April 29, 2009 is the last time Congress passed a budget. Obama’s two budgets proposals failed 0-97 in the Senate, and 0-414 in the House. No Democrats would vote for, or even sponsor, his proposals.

Right now we are about: $16,370,000,000,000 in debt. But that is not the whole picture. It doesn’t include entitlement debt, which makes the situation more egregious.

And what about the fiscal cliff? Harry Reid has decided to send Congress home for Christmas and reconvene on December 27th, and rules out a vote on Boehner’s “Plan B”. On the contrary, Eric Cantor has said the House has the votes for “Plan B”. “Plan B” raises taxes for taxpayers above $1 million, while the Senate version is a much lower, $250,000 threshold. More discussions, but no answers. We continue on in a state of uncertainty.

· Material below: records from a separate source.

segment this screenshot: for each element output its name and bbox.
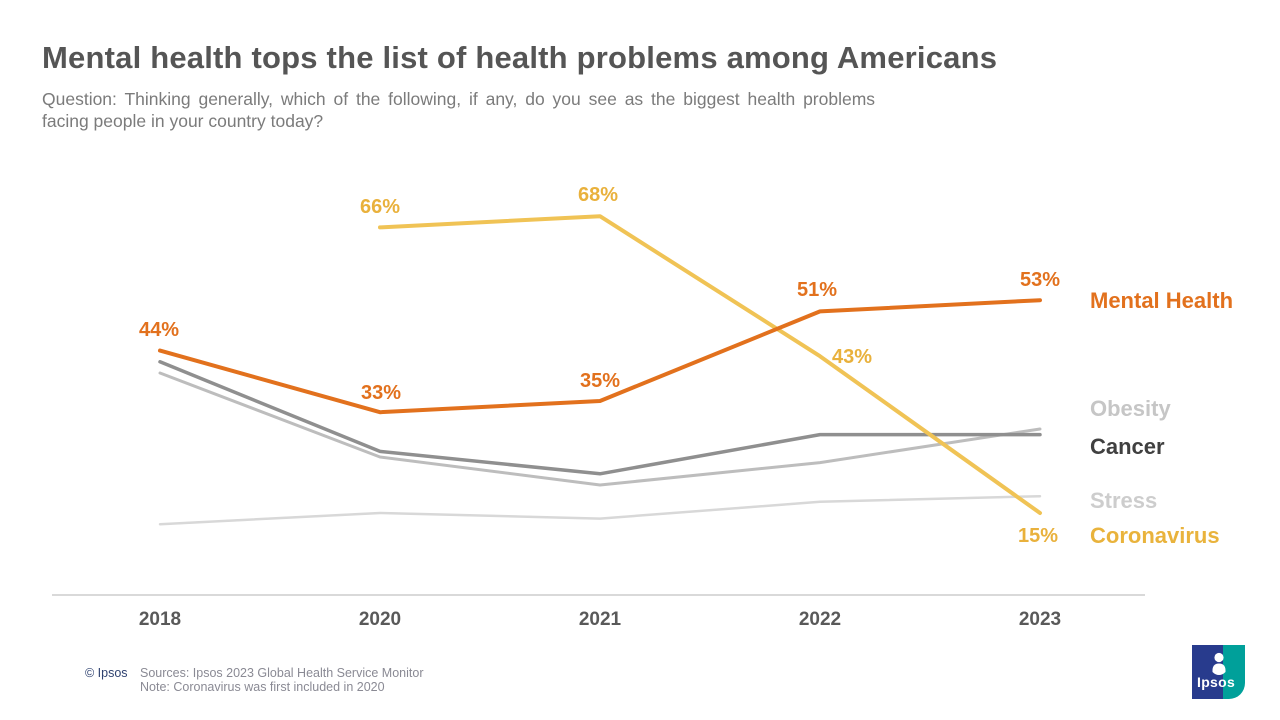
legend-cancer: Cancer xyxy=(1090,434,1165,459)
data-label-coronavirus-2020: 66% xyxy=(359,196,401,218)
x-tick-2021: 2021 xyxy=(578,609,622,630)
x-tick-2018: 2018 xyxy=(138,609,182,630)
legend-mental-health: Mental Health xyxy=(1090,288,1234,313)
line-obesity xyxy=(158,371,1042,487)
line-mental-health xyxy=(158,298,1042,415)
data-label-mental-health-2021: 35% xyxy=(579,370,621,392)
data-label-mental-health-2022: 51% xyxy=(796,279,838,301)
line-coronavirus xyxy=(378,214,1042,515)
ipsos-logo-teal-panel xyxy=(1223,645,1245,699)
legend-coronavirus: Coronavirus xyxy=(1090,523,1220,548)
data-label-coronavirus-2022: 43% xyxy=(831,346,873,368)
ipsos-logo-navy-panel xyxy=(1192,645,1223,699)
data-label-mental-health-2018: 44% xyxy=(138,319,180,341)
data-label-mental-health-2023: 53% xyxy=(1019,269,1061,291)
data-label-coronavirus-2021: 68% xyxy=(577,184,619,206)
x-tick-2020: 2020 xyxy=(358,609,402,630)
source-text: Sources: Ipsos 2023 Global Health Servic… xyxy=(140,666,424,680)
ipsos-logo-wordmark: Ipsos xyxy=(1197,674,1236,690)
data-label-mental-health-2020: 33% xyxy=(360,382,402,404)
legend-stress: Stress xyxy=(1090,488,1158,513)
question-subtitle-line2: facing people in your country today? xyxy=(42,111,324,131)
page-title: Mental health tops the list of health pr… xyxy=(42,40,998,75)
data-label-coronavirus-2023: 15% xyxy=(1017,525,1059,547)
question-subtitle-line1: Question: Thinking generally, which of t… xyxy=(42,89,876,109)
line-cancer xyxy=(158,360,1042,476)
line-stress xyxy=(158,494,1042,526)
copyright: © Ipsos xyxy=(85,666,128,680)
note-text: Note: Coronavirus was first included in … xyxy=(140,680,385,694)
ipsos-logo xyxy=(1192,645,1245,699)
x-tick-2023: 2023 xyxy=(1018,609,1062,630)
legend-obesity: Obesity xyxy=(1090,396,1171,421)
x-tick-2022: 2022 xyxy=(798,609,842,630)
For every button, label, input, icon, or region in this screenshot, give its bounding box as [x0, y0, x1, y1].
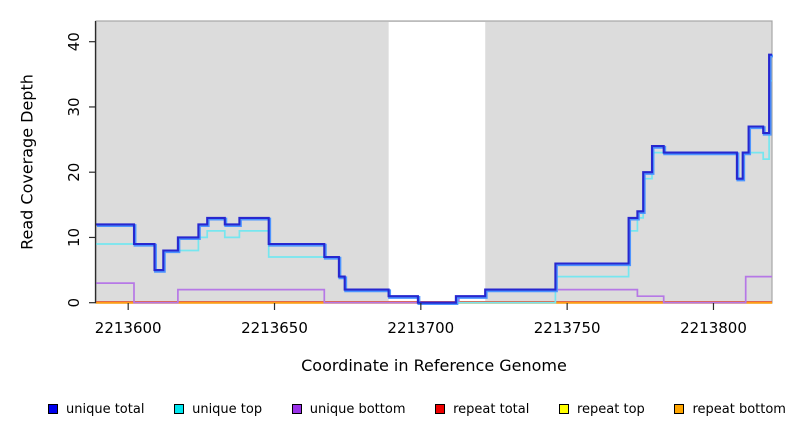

Yesterday, I wrote out a primer which showed all government debt, spending, and fiscal cliff solutions scaled down to manageable numbers. If you were to reduce equally everything by $10 million, you can understand the figures in amounts we are use to.

For instance:

Total Current Financial Picture for a Family of Three, on a $25,000 income
Annual Revenue: $25,000
Annual Spending: $38,000
Annual Expenses/Deficit per year: $13,000
Current Government “Shadow” Debt: $156,000 (ie. think – like your mortgage & credit cards)
Promised Future Entitlement Debt (SS and Medicare): $603,000
Total Family Debt on a $25,000 Income = $759,000 + $13,000 in annual added deficits
Debt “Fiscal Cliff” Solutions:
Obama’s Plan: cuts a mere $812 a year for 10 years and adds $1242 in revenue
Boehner’s Plan: cuts a mere $955 a year for 10 years and adds $955 in revenue.

You can read more here to see the breakdown and all calculations.

With 11 days out before the fiscal cliff deadline and no solution in sight, you can be sure the “no-budget clock” will also continue ticking. 1331 days…and counting.